Esta interrupção deve-se ao facto de ainda não terem recebido os pagamentos relativos a abril e maio, sem que a “administração da Global Media Group [GMG] tenha avançado com qualquer justificação para tal, ao longo destes meses, apesar das constantes tentativas de contacto e pedidos de esclarecimento”.

Os colaboradores também trabalharam em junho, mas este mês costuma ser liquidado em agosto, já que recebem dois meses depois.

“A decisão de parar de trabalhar foi comunicada à administração na última quinta-feira, dia 11 de julho, caso os valores em causa não fossem liquidados até ontem, dia 15, o que não sucedeu”, referem os trabalhadores na missiva enviada.

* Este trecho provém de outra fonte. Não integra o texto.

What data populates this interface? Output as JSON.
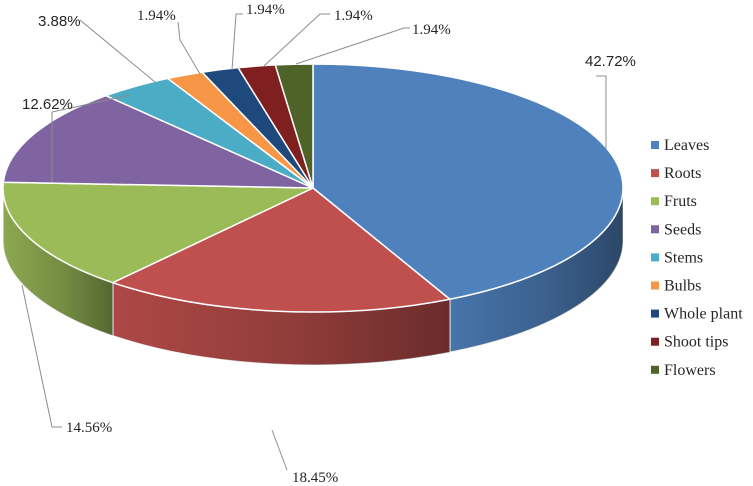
{
  "chart_data": {
    "type": "pie",
    "style": "3d",
    "legend_position": "right",
    "slices": [
      {
        "label": "Leaves",
        "value": 42.72,
        "value_label": "42.72%",
        "color": "#4F81BD"
      },
      {
        "label": "Roots",
        "value": 18.45,
        "value_label": "18.45%",
        "color": "#C0504D"
      },
      {
        "label": "Fruts",
        "value": 14.56,
        "value_label": "14.56%",
        "color": "#9BBB59"
      },
      {
        "label": "Seeds",
        "value": 12.62,
        "value_label": "12.62%",
        "color": "#8064A2"
      },
      {
        "label": "Stems",
        "value": 3.88,
        "value_label": "3.88%",
        "color": "#4BACC6"
      },
      {
        "label": "Bulbs",
        "value": 1.94,
        "value_label": "1.94%",
        "color": "#F79646"
      },
      {
        "label": "Whole plant",
        "value": 1.94,
        "value_label": "1.94%",
        "color": "#1F497D"
      },
      {
        "label": "Shoot tips",
        "value": 1.94,
        "value_label": "1.94%",
        "color": "#7F1F1F"
      },
      {
        "label": "Flowers",
        "value": 1.94,
        "value_label": "1.94%",
        "color": "#4F6228"
      }
    ]
  }
}
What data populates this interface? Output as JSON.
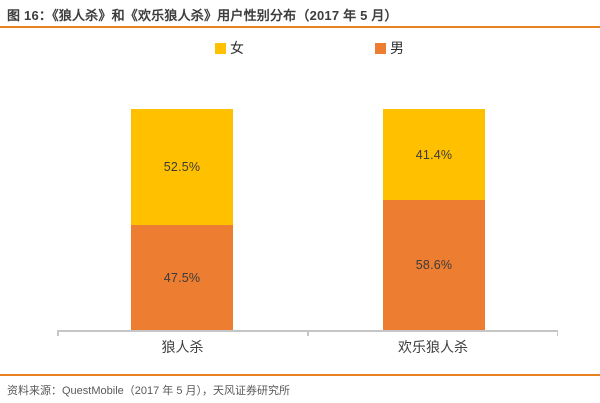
{
  "title": "图 16：《狼人杀》和《欢乐狼人杀》用户性别分布（2017 年 5 月）",
  "source": "资料来源：QuestMobile（2017 年 5 月），天风证券研究所",
  "colors": {
    "female": "#FFC000",
    "male": "#ED7D31",
    "rule_line": "#E8821E",
    "axis_line": "#C6C6C6",
    "title_text": "#3D3D3D",
    "muted_text": "#595959"
  },
  "legend": [
    {
      "label": "女",
      "color": "#FFC000"
    },
    {
      "label": "男",
      "color": "#ED7D31"
    }
  ],
  "chart_data": {
    "type": "bar",
    "stacked": true,
    "orientation": "vertical",
    "categories": [
      "狼人杀",
      "欢乐狼人杀"
    ],
    "series": [
      {
        "name": "女",
        "color": "#FFC000",
        "values": [
          52.5,
          41.4
        ],
        "labels": [
          "52.5%",
          "41.4%"
        ]
      },
      {
        "name": "男",
        "color": "#ED7D31",
        "values": [
          47.5,
          58.6
        ],
        "labels": [
          "47.5%",
          "58.6%"
        ]
      }
    ],
    "ylim": [
      0,
      100
    ],
    "unit": "%",
    "grid": false,
    "y_axis_visible": false,
    "legend_position": "top"
  }
}
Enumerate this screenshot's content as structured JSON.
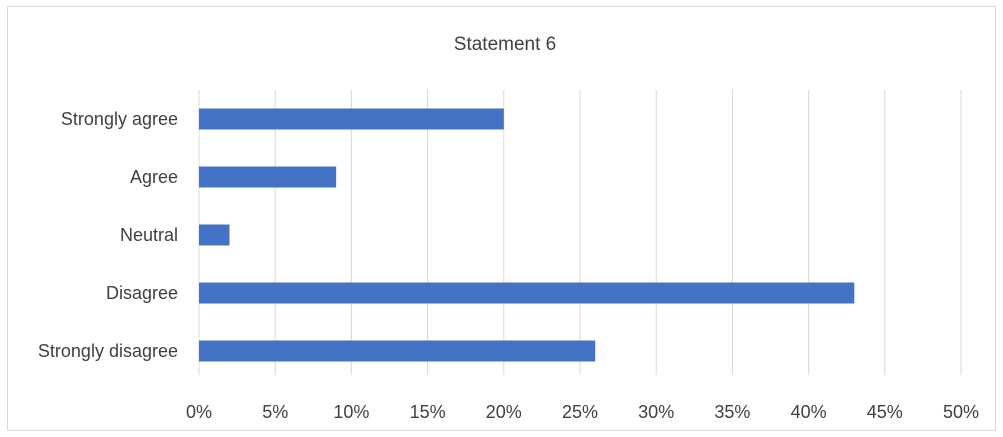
{
  "chart_data": {
    "type": "bar",
    "orientation": "horizontal",
    "title": "Statement 6",
    "categories": [
      "Strongly agree",
      "Agree",
      "Neutral",
      "Disagree",
      "Strongly disagree"
    ],
    "values": [
      20,
      9,
      2,
      43,
      26
    ],
    "xlim": [
      0,
      50
    ],
    "x_ticks": [
      0,
      5,
      10,
      15,
      20,
      25,
      30,
      35,
      40,
      45,
      50
    ],
    "x_tick_labels": [
      "0%",
      "5%",
      "10%",
      "15%",
      "20%",
      "25%",
      "30%",
      "35%",
      "40%",
      "45%",
      "50%"
    ],
    "grid": "vertical",
    "legend": "none",
    "bar_color": "#4472c4",
    "grid_color": "#d9d9d9"
  }
}
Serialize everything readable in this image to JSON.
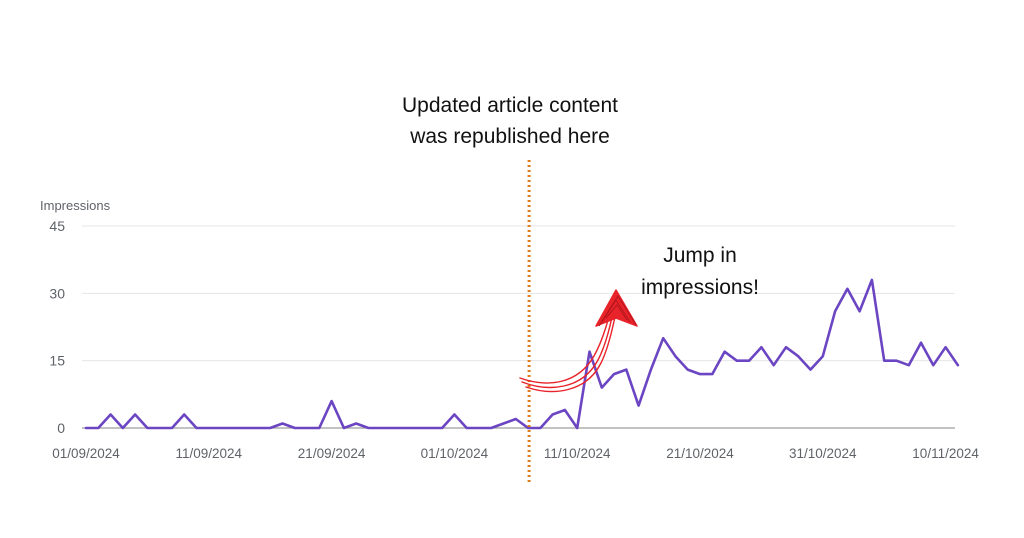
{
  "chart_data": {
    "type": "line",
    "ylabel": "Impressions",
    "ylim": [
      0,
      45
    ],
    "yticks": [
      "45",
      "30",
      "15",
      "0"
    ],
    "ytick_values": [
      45,
      30,
      15,
      0
    ],
    "xtick_labels": [
      "01/09/2024",
      "11/09/2024",
      "21/09/2024",
      "01/10/2024",
      "11/10/2024",
      "21/10/2024",
      "31/10/2024",
      "10/11/2024"
    ],
    "grid": true,
    "series": [
      {
        "color": "#6b45c2",
        "x": [
          "01/09/2024",
          "02/09/2024",
          "03/09/2024",
          "04/09/2024",
          "05/09/2024",
          "06/09/2024",
          "07/09/2024",
          "08/09/2024",
          "09/09/2024",
          "10/09/2024",
          "11/09/2024",
          "12/09/2024",
          "13/09/2024",
          "14/09/2024",
          "15/09/2024",
          "16/09/2024",
          "17/09/2024",
          "18/09/2024",
          "19/09/2024",
          "20/09/2024",
          "21/09/2024",
          "22/09/2024",
          "23/09/2024",
          "24/09/2024",
          "25/09/2024",
          "26/09/2024",
          "27/09/2024",
          "28/09/2024",
          "29/09/2024",
          "30/09/2024",
          "01/10/2024",
          "02/10/2024",
          "03/10/2024",
          "04/10/2024",
          "05/10/2024",
          "06/10/2024",
          "07/10/2024",
          "08/10/2024",
          "09/10/2024",
          "10/10/2024",
          "11/10/2024",
          "12/10/2024",
          "13/10/2024",
          "14/10/2024",
          "15/10/2024",
          "16/10/2024",
          "17/10/2024",
          "18/10/2024",
          "19/10/2024",
          "20/10/2024",
          "21/10/2024",
          "22/10/2024",
          "23/10/2024",
          "24/10/2024",
          "25/10/2024",
          "26/10/2024",
          "27/10/2024",
          "28/10/2024",
          "29/10/2024",
          "30/10/2024",
          "31/10/2024",
          "01/11/2024",
          "02/11/2024",
          "03/11/2024",
          "04/11/2024",
          "05/11/2024",
          "06/11/2024",
          "07/11/2024",
          "08/11/2024",
          "09/11/2024",
          "10/11/2024",
          "11/11/2024"
        ],
        "values": [
          0,
          0,
          3,
          0,
          3,
          0,
          0,
          0,
          3,
          0,
          0,
          0,
          0,
          0,
          0,
          0,
          1,
          0,
          0,
          0,
          6,
          0,
          1,
          0,
          0,
          0,
          0,
          0,
          0,
          0,
          3,
          0,
          0,
          0,
          1,
          2,
          0,
          0,
          3,
          4,
          0,
          17,
          9,
          12,
          13,
          5,
          13,
          20,
          16,
          13,
          12,
          12,
          17,
          15,
          15,
          18,
          14,
          18,
          16,
          13,
          16,
          26,
          31,
          26,
          33,
          15,
          15,
          14,
          19,
          14,
          18,
          14
        ]
      }
    ],
    "annotations": [
      {
        "text_lines": [
          "Updated article content",
          "was republished here"
        ],
        "at_x": "07/10/2024",
        "style": "vertical dotted line",
        "color": "#e07b1a"
      },
      {
        "text_lines": [
          "Jump in",
          "impressions!"
        ],
        "arrow": "red hand-drawn arrow",
        "color": "#e8232a"
      }
    ]
  }
}
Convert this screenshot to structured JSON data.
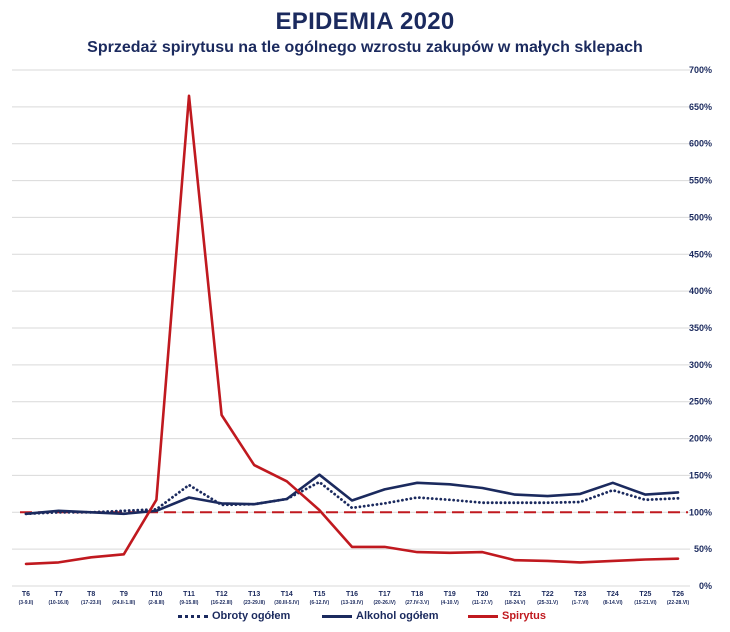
{
  "chart_data": {
    "type": "line",
    "title": "EPIDEMIA 2020",
    "subtitle": "Sprzedaż spirytusu na tle ogólnego wzrostu zakupów w małych sklepach",
    "categories": [
      "T6",
      "T7",
      "T8",
      "T9",
      "T10",
      "T11",
      "T12",
      "T13",
      "T14",
      "T15",
      "T16",
      "T17",
      "T18",
      "T19",
      "T20",
      "T21",
      "T22",
      "T23",
      "T24",
      "T25",
      "T26"
    ],
    "category_ranges": [
      "(3-9.II)",
      "(10-16.II)",
      "(17-23.II)",
      "(24.II-1.III)",
      "(2-8.III)",
      "(9-15.III)",
      "(16-22.III)",
      "(23-29.III)",
      "(30.III-5.IV)",
      "(6-12.IV)",
      "(13-19.IV)",
      "(20-26.IV)",
      "(27.IV-3.V)",
      "(4-10.V)",
      "(11-17.V)",
      "(18-24.V)",
      "(25-31.V)",
      "(1-7.VI)",
      "(8-14.VI)",
      "(15-21.VI)",
      "(22-28.VI)"
    ],
    "yticks": [
      "0%",
      "50%",
      "100%",
      "150%",
      "200%",
      "250%",
      "300%",
      "350%",
      "400%",
      "450%",
      "500%",
      "550%",
      "600%",
      "650%",
      "700%"
    ],
    "ylim": [
      0,
      700
    ],
    "reference_line": 100,
    "series": [
      {
        "name": "Obroty ogółem",
        "style": "dotted",
        "color": "#1b2a5e",
        "values": [
          98,
          100,
          100,
          102,
          104,
          137,
          110,
          111,
          118,
          141,
          106,
          112,
          120,
          117,
          113,
          113,
          113,
          114,
          130,
          117,
          119
        ]
      },
      {
        "name": "Alkohol ogółem",
        "style": "solid",
        "color": "#1b2a5e",
        "values": [
          98,
          102,
          100,
          98,
          102,
          120,
          112,
          111,
          118,
          151,
          116,
          131,
          140,
          138,
          133,
          124,
          122,
          125,
          140,
          124,
          127
        ]
      },
      {
        "name": "Spirytus",
        "style": "solid",
        "color": "#c0191f",
        "values": [
          30,
          32,
          39,
          43,
          117,
          665,
          232,
          164,
          142,
          103,
          53,
          53,
          46,
          45,
          46,
          35,
          34,
          32,
          34,
          36,
          37
        ]
      }
    ]
  },
  "legend": {
    "obroty": "Obroty ogółem",
    "alkohol": "Alkohol ogółem",
    "spirytus": "Spirytus"
  },
  "colors": {
    "navy": "#1b2a5e",
    "red": "#c0191f",
    "grid": "#d9d9d9"
  }
}
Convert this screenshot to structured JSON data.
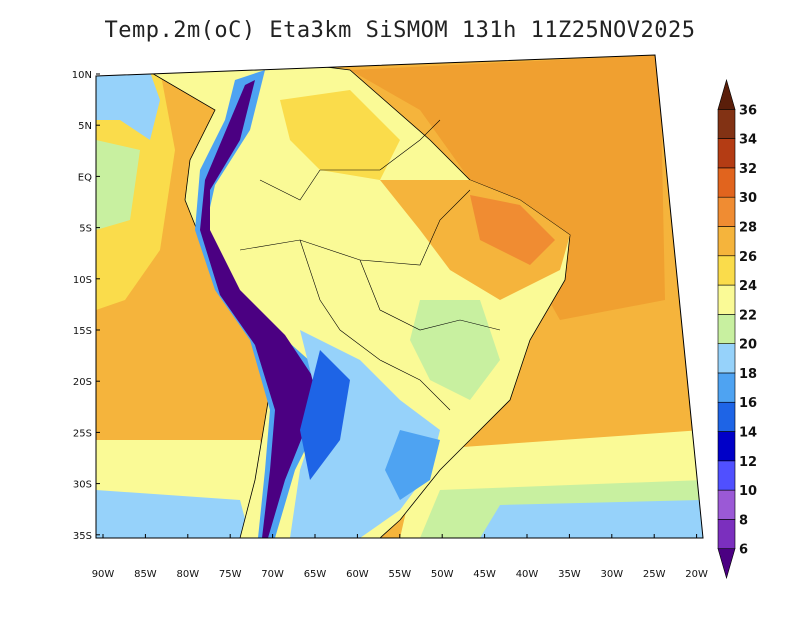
{
  "title": "Temp.2m(oC) Eta3km SiSMOM 131h 11Z25NOV2025",
  "lat_labels": [
    "10N",
    "5N",
    "EQ",
    "5S",
    "10S",
    "15S",
    "20S",
    "25S",
    "30S",
    "35S"
  ],
  "lon_labels": [
    "90W",
    "85W",
    "80W",
    "75W",
    "70W",
    "65W",
    "60W",
    "55W",
    "50W",
    "45W",
    "40W",
    "35W",
    "30W",
    "25W",
    "20W"
  ],
  "colorbar": {
    "labels": [
      "6",
      "8",
      "10",
      "12",
      "14",
      "16",
      "18",
      "20",
      "22",
      "24",
      "26",
      "28",
      "30",
      "32",
      "34",
      "36"
    ],
    "colors": [
      "#4b0082",
      "#7b2fbe",
      "#9b59d6",
      "#5050ff",
      "#0000c8",
      "#1e64e6",
      "#4ea3f2",
      "#96d2fa",
      "#c8f0a0",
      "#fafa96",
      "#fadc4b",
      "#f5b43c",
      "#f08c32",
      "#e1641e",
      "#b43c14",
      "#823214",
      "#5a1e0a"
    ]
  },
  "ocean_color": "#f5b43c",
  "land_color": "#fafa96"
}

“Esta situação afeta cerca de 130 jornalistas, fotojornalistas e gráficos a recibos verdes, que se sentem desrespeitados por não estarem a receber pelo trabalho realizado e indignados com o silêncio da administração”, prosseguem, referindo que, “nos últimos meses, têm sido avançadas diversas datas para finalizar o negócio da venda do Jornal de Notícias, JN História, O Jogo, Volta ao Mundo, Notícias Magazine, Evasões, TSF, N-TV e Delas, sem que tal se tenha verificado”.

Apontam que “foi preciso chegar a este ponto para a administração da Global Media reagir e responder aos pedidos de explicação individuais, pouco depois de terem recebido” o ‘email’ a comunicar a suspensão.

Mas, “apesar disso, nessas respostas individuais, faz depender o pagamento das dívidas para connosco da finalização do negócio com o novo grupo, Notícias Ilimitadas, quando sabemos que este já transferiu cerca de quatro milhões de euros, também com o objetivo de nos pagar, compromisso que os administradores da Global Media não têm cumprido”, salientam.

“Estamos conscientes que a nossa paragem vai afetar o trabalho dos colegas da redação, dos editores e da direção, o que lamentamos, mas sentimos que não tínhamos alternativa, a não ser parar e alertar para a existência deste problema, que nos está a afetar financeira e psicologicamente”, sublinham.

A esperança, referem, “é que os pagamentos em atraso sejam liquidados rapidamente” e que “o negócio com o grupo Notícias Ilimitadas seja concluído”.